A Mississippi man faces life in prison for detonating a home-made bomb at Walmart, after the retail giant said it would no longer carry items bearing the image of the Confederate flag. No one was hurt in the incident, which happened in Tupelo on Sunday (Nov. 1).
The man, Marshall Leonard, allegedly got out of his car, lit a package and threw it in the vestibule, according to Tupelo Police Chief Bart Aguirre. “There was an employee on break, and the suspect told him, ‘You better run,’” he told the Tupelo Daily Journal. “It wasn’t a large explosion. It didn’t cause a lot of damage to the store.”

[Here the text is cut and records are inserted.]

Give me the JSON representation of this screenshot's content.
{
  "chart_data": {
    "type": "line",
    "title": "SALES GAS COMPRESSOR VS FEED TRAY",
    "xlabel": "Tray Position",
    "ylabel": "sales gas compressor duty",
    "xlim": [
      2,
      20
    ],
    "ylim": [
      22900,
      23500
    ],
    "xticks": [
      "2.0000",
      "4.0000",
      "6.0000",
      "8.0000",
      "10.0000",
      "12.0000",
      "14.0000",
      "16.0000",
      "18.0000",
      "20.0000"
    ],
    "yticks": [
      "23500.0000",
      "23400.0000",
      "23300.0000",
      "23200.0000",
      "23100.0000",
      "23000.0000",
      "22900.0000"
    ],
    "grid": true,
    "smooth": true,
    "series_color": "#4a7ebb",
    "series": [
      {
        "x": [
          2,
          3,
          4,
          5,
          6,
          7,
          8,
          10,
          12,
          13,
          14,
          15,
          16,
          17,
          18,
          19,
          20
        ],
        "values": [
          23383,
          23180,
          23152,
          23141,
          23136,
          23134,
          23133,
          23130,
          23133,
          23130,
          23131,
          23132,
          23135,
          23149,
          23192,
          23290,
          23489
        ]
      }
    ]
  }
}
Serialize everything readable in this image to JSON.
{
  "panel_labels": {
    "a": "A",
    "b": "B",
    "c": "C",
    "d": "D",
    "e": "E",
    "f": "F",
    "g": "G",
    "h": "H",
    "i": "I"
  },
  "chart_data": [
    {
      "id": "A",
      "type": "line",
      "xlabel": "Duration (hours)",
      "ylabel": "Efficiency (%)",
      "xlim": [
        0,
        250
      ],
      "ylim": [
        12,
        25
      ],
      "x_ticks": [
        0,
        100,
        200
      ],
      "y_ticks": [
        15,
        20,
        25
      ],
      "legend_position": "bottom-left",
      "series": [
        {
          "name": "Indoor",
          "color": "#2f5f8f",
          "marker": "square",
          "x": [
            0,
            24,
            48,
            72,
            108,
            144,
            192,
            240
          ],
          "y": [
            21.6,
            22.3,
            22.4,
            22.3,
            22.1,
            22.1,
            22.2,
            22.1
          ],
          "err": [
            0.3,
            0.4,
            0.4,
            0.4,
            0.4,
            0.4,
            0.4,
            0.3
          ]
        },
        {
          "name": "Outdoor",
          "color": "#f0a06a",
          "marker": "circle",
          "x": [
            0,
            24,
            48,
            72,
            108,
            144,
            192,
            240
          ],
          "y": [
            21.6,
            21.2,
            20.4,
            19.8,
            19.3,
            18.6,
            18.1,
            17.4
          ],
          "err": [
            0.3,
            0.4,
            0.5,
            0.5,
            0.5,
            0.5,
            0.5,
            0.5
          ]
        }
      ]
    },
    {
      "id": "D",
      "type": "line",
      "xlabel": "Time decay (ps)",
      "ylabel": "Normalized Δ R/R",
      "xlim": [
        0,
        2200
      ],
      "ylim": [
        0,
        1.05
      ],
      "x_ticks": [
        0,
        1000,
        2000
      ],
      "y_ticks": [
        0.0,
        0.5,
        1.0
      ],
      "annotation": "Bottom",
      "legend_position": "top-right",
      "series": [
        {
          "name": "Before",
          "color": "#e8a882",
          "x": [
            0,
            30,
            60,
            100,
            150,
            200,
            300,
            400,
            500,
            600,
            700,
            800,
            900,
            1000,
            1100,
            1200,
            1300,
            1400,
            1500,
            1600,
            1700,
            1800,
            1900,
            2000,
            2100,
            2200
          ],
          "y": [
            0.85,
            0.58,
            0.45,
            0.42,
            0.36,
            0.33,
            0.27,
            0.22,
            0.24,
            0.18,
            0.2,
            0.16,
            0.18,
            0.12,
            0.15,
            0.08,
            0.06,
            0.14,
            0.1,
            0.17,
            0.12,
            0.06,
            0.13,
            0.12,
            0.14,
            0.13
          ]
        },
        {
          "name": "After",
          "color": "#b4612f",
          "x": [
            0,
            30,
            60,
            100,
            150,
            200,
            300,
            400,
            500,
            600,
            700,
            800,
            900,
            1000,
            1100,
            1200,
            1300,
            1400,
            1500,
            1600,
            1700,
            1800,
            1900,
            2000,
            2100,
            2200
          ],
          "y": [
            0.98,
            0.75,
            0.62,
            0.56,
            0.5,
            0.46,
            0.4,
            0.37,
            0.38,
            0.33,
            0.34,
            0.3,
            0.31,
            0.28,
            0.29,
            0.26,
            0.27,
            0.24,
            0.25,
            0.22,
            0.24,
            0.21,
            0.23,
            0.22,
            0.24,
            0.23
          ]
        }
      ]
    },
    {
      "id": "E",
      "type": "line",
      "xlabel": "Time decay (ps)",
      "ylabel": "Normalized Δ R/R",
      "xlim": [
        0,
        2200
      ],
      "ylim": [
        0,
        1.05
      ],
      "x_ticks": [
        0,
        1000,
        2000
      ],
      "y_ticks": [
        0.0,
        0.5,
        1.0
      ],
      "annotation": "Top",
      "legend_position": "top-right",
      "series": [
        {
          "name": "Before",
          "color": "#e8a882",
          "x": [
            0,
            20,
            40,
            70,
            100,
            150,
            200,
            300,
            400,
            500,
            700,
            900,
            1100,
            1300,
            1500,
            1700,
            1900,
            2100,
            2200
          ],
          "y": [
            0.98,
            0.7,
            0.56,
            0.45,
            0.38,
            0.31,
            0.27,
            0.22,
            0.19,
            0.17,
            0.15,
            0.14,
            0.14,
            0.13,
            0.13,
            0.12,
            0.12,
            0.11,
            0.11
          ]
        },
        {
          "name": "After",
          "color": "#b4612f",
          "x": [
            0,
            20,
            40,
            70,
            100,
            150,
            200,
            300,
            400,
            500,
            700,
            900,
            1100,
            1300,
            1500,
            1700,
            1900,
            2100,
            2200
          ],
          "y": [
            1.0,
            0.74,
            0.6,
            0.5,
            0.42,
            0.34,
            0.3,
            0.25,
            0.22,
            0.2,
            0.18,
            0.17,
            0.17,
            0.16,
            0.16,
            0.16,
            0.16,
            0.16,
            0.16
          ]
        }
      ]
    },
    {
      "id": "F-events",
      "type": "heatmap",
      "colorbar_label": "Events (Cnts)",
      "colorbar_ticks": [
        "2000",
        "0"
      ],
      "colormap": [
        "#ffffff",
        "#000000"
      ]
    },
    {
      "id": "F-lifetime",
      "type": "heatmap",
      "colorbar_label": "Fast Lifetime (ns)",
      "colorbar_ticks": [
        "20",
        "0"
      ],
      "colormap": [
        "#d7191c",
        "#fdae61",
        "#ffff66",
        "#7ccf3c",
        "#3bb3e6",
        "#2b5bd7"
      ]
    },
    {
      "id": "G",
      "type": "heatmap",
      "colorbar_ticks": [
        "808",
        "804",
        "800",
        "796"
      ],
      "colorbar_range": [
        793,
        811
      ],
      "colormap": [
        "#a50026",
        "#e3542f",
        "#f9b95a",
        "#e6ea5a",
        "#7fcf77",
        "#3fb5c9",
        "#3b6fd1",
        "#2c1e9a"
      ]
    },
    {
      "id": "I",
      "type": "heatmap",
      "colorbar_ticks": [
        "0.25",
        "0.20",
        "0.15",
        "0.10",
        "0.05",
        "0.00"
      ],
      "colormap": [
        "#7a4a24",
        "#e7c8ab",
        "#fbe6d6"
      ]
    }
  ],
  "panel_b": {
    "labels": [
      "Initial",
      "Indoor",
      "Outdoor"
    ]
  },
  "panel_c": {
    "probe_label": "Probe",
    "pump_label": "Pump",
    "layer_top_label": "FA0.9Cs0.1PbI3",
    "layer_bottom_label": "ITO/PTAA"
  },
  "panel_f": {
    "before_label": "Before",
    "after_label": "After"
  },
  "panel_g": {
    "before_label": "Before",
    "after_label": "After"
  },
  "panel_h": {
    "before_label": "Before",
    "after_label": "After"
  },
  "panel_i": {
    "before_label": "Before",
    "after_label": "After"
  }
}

Leonard was arrested after a traffic stop, and faces a life sentence if convicted.
Leonard was an outspoken proponent of the Confederate flag. He wrote on the Daily Journal’s Facebook page last week that the paper was on “final warning.” “You are part of the problem. As a result of this, y’all are going down, along with Walmart, WTVA, Reeds department store, and all the rest of the anti-American crooks. I’m not kidding. No messing around anymore!”
The Confederate flag has become a subject of a heated national debate after a shooting of nine people at a historic black church in Charleston, South Carolina. Photos of the alleged shooter, Dylann Roof, posing with Confederate symbols surfaced online shortly thereafter. Many businesses, including Walmart, banned Confederate flag merchandise, an local authorities and lawmakers across the country decided to take the flag down from government grounds.
University of Mississippi students voted last month to ask the university to remove the state flag, which includes the Confederate emblem, from campus. Mississippi governor Phil Bryant said last week that the state should hold a referendum on changing the flag in 2016.